L'Arcangelo sorrise nel rivedere l'angelo di cui si era follemente innamorato. Era lo stesso, ma allo stesso tempo sapeva che non era più lui: era cambiato nei millenni, così come lo stesso Michele, commettendo errori e imparando da essi. Di una cosa era però sicuro: non era più assetato di potere come all'epoca della Caduta. Durante le loro chiacchierate aveva notato i suoi progressivi miglioramenti e si riteneva fiero di non essersi sbagliato sul suo conto. In fin dei conti c'era ancora qualcosa di buono in lui, qualcosa che lo ricollegasse alla sua natura angelica e, Michele, sapeva di essere quel sottile legame che Lucifero non aveva mai realmente troncato.

"Non mi riconosci più così?" domandò Lucifero, ironico, dopo il lungo silenzio da parte dell'altro. Titubante, l'Arcangelo, allungò una mano per posarla sulla guancia del suo vecchio amante. Sentì la pelle liscia sotto i polpastrelli e Lucifero chiuse gli occhi a quella carezza, spingendosi contro la mano dell'angelo. Quando riaprì gli occhi ripeté lo stesso gesto con Michele, avvicinando il volto al suo e posando dolcemente le labbra su quelle dell'angelo. Inizialmente fu un bacio delicato, quasi titubante, dove nessuno si azzardava ad approfondire, limitandosi ad un leggero sfioramento di labbra. Entrambi sentivano i cuori battere più veloci, quasi volessero uscire dalla cassa toracica, provando una felicità nell'essere di nuovo insieme talmente forte da far male.

Lucifero decise di prendere il comando del bacio, approfondendolo e chiedendo l'accesso alla bocca dell'angelo, che gli venne subito concessa. Angelo e demone erano semisdraiati sul letto, ormai, con gli occhi chiusi e persi nell'estasi del momento. Quando sentirono di nuovo il sapore dell'altro in bocca sorrisero simultaneamente: entrambi non avevano mai realmente dimenticato il sapore dell'altro, la consistenza morbida delle labbra, il corpo fremente sotto il proprio e le mani che si intrecciavano rapidamente nei capelli dell'altro, stringendo e tirando le ciocche a seconda dell'intensità del bacio.

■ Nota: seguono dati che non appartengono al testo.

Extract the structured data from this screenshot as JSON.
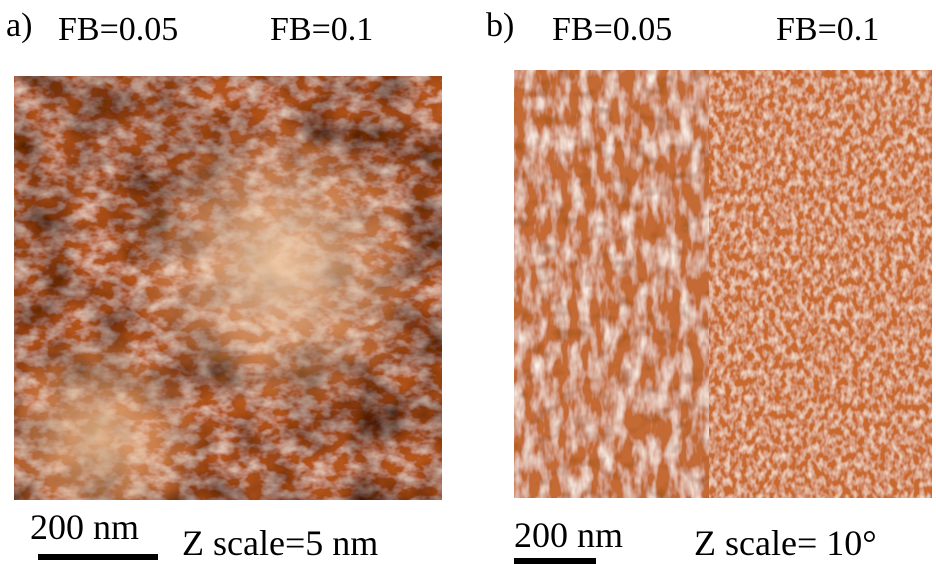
{
  "panel_a": {
    "label": "a)",
    "left_condition": "FB=0.05",
    "right_condition": "FB=0.1",
    "scale_bar_label": "200 nm",
    "z_scale": "Z scale=5 nm"
  },
  "panel_b": {
    "label": "b)",
    "left_condition": "FB=0.05",
    "right_condition": "FB=0.1",
    "scale_bar_label": "200 nm",
    "z_scale": "Z scale= 10°"
  },
  "colors": {
    "dark": "#3a0a00",
    "mid": "#b4541c",
    "light": "#fbe6cf"
  }
}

Si separarono dopo pochi minuti, allontanandosi pochi centimetri l'uno dall'altro. Lucifero aveva il respiro affannato, così come l'angelo, e osservava l'amante dall'alto, sorretto dai gomiti puntellati sul materasso del letto. Si perse negli occhi di Michele, finalmente liberi dalle preoccupazioni, tornati di quel grigio perla di cui si era innamorato la prima volta.

Michele, sotto di lui, lo guardava con lo stesso sorriso rilassato e il respiro pesante. Le mani erano agganciate dietro il collo di Lucifero, con i capelli biondi che gli solleticavano dolcemente le dita. Sentì il petto del demone sfiorarlo ad ogni respiro, scontrandosi con il suo, a dividerli la leggera tunica bianca dell'angelo. Incontrò lo sguardo viola dell'angelo ribelle e si perse anche lui in quella sfumatura così particolare anche per un angelo, sentendo il cuore gonfio delle stesse emozioni che provava millenni fa, come se il tempo non fosse mai passato.

Non dissero nulla per interi minuti, non volendo spezzare quel silenzio che si era creato nella stanza, racchiudendoli ed abbracciandoli in una piccola bolla che li separava dal mondo reale. Fuori da quella stanza avevano chiuso i problemi e le critiche che ci sarebbero state una volta che il Paradiso avessero saputo di loro. Ma ora non volevano pensarci. Si erano ritrovati, si erano chiariti dopo millenni di incomprensioni e per il momento era quello che contava per loro.